Вдруг вбегает перепуганный монах.
— Ваши все арестованы… Пришли люди с белыми повязками на шапках…
Во мне всё похолодело и, словно живое, поползло от груди вниз. Внутри стало пусто и холодно.
Конец. Больше не увижу я ни Констанции, ни кри-веньких плетней Третьей Роты, ни старой церкви.
Мой монах хочет влезть под кровать. А я говорю ему, что штык или пуля найдут его и под кроватью. Но он не слушает и лезет…
Открывается дверь, и входит деникинец. Он в студенческой шинели и фуражке с белой лентой.
Я без тулупа в шинели стою.
— Ваше оружие.
— Прошу.
Я отдал ему мою чёрную винтовку английского образца, снял патронташ. А в распахнутые двери солдаты в лохматых шапках с белыми лентами кричат:
— Выходи!
— Поскорей!
Я надел кожух и вышел во двор, во тьму, где уже были построены наши.
А вышло так.
Настоятель монастыря послал в село мальчишку, будто бы за молоком, а на самом деле с запиской к белым, что мы у него. В селе (а мы не знали этого) стояло два батальона первого офицерского полка. Они тихо прошли с пулемётами, окружили монастырь, сняли наших часовых у ворот и на колокольне. Вошли во двор, подошли к трапезной и с гранатами в руках распахнули дверь…
Хлопцам не довелось поесть галушек, которые уже кипели, соблазнительно щекоча ноздри…
Нас ведут…
Ветер и ночь, как в поэме Блока «Двенадцать»… Я лишь слышу, как стучат о подошвы комья мёрзлой земли…
Капитан с тускло поблёскивающими погонами говорит:
— Вы думаете, что деникинцы издеваются. Враки всё это…
Нас ведут в село… У плетня крайней хаты привязаны двое осёдланных коней… Деникинцы бросились во двор. А я вроде за стенкой. И голоса их для меня такие далёкие и чужие…
Нас вывели за село и построили в две шеренги, друг против друга, чтоб одной пулей сразить двоих. Они бережливые…
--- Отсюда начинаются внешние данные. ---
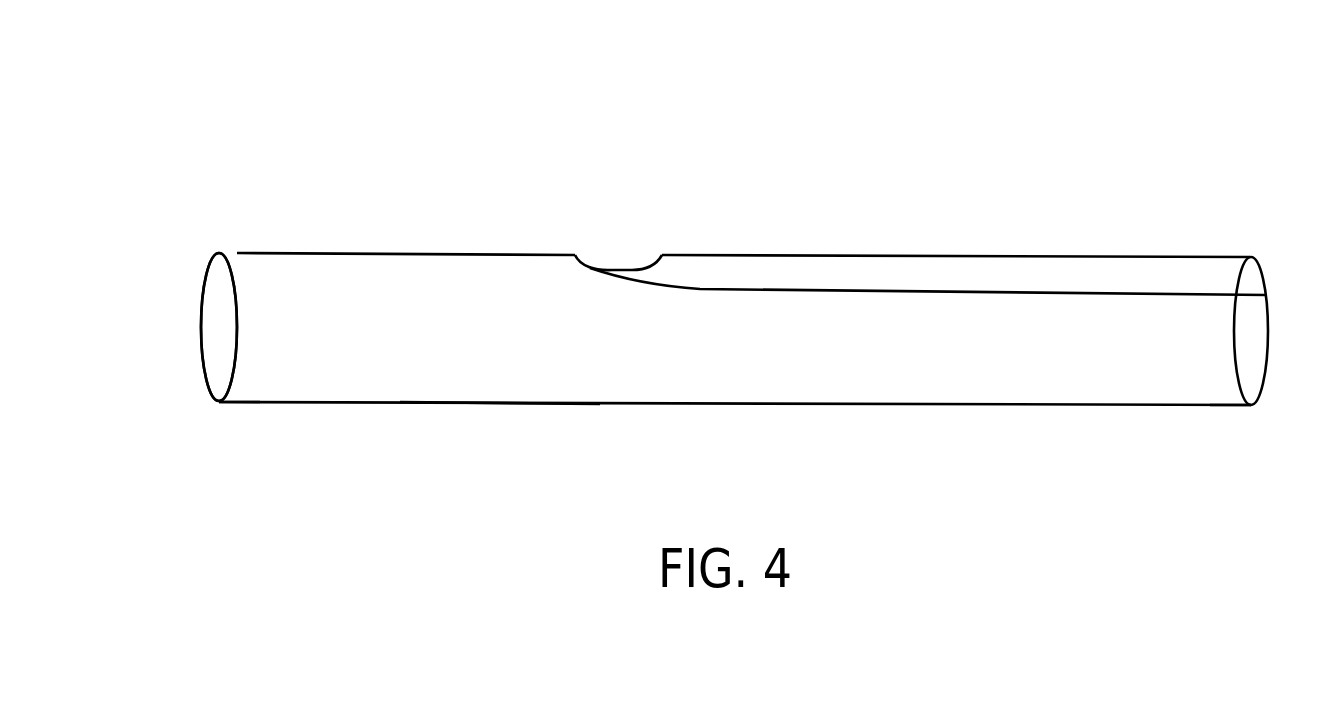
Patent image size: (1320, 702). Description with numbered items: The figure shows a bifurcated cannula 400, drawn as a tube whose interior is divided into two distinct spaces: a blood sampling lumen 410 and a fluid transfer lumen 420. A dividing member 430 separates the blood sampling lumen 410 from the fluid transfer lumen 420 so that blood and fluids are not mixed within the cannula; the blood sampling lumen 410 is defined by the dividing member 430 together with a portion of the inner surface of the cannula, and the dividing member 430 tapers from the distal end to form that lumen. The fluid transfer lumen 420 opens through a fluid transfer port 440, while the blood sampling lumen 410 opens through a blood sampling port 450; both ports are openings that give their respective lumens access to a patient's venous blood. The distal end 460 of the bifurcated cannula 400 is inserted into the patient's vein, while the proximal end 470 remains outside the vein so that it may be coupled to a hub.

The bifurcated cannula 400 is at (392, 98).
The blood sampling lumen 410 is at (1112, 268).
The fluid transfer lumen 420 is at (480, 365).
The dividing member 430 is at (953, 294).
The fluid transfer port 440 is at (213, 299).
The blood sampling port 450 is at (661, 253).
The distal end 460 is at (245, 424).
The proximal end 470 is at (1252, 424).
Мне кажется, что сейчас все упадут на колени и начнут плакать и умолять… Но никто не падает, и я стою.
— Взвод, стройся!
Команда врага звучит сухо и отрывисто…
Их капитан подошёл к нашему роевому Овсию и сказал:
— Вы пришли нас бить?
Овсий ответил:
— Били и будем бить…
Но тут зацокали копыта и белый листок приказа принёс нам жизнь…
Нас не расстреливают и ведут дальше. Мы в окружении пехоты и конников.
Студент, который разоружил меня, пристально смотрит на огонёк во тьме и говорит:
— Что-то подозрительное…
Пришли на станцию. Лежим в караулке. Голова у меня раскалывается… Думаю, там не расстреляли, так расстреляют здесь…
На колонне в зале ножиком или гвоздём нацарапано:
«Привет курсисткам Деражни, — красноармеец (такой-то)».
Меня поразила эта надпись — точнее, новая орфография… В ней я почувствовал ту же силу, что и в газетах, которые мне попадались… Одна газета с портретом Шевченко разбила мою наивную веру в то, что красные, как нам говорили старшины, расстреливают за одно украинское слово. Эта моя наивность побуждала меня, даже после проскуровского погрома, на заданный по-русски вопрос: «Скажите, пожалуйста, который час?» — свысока и гордо отвечать: «Я иностранного языка не понимаю».
А на вопрос одного гимназиста в проскуровском театре: «Как вы думаете, займут большевики Проскуров?» — я ответил: «Они развеются как дым».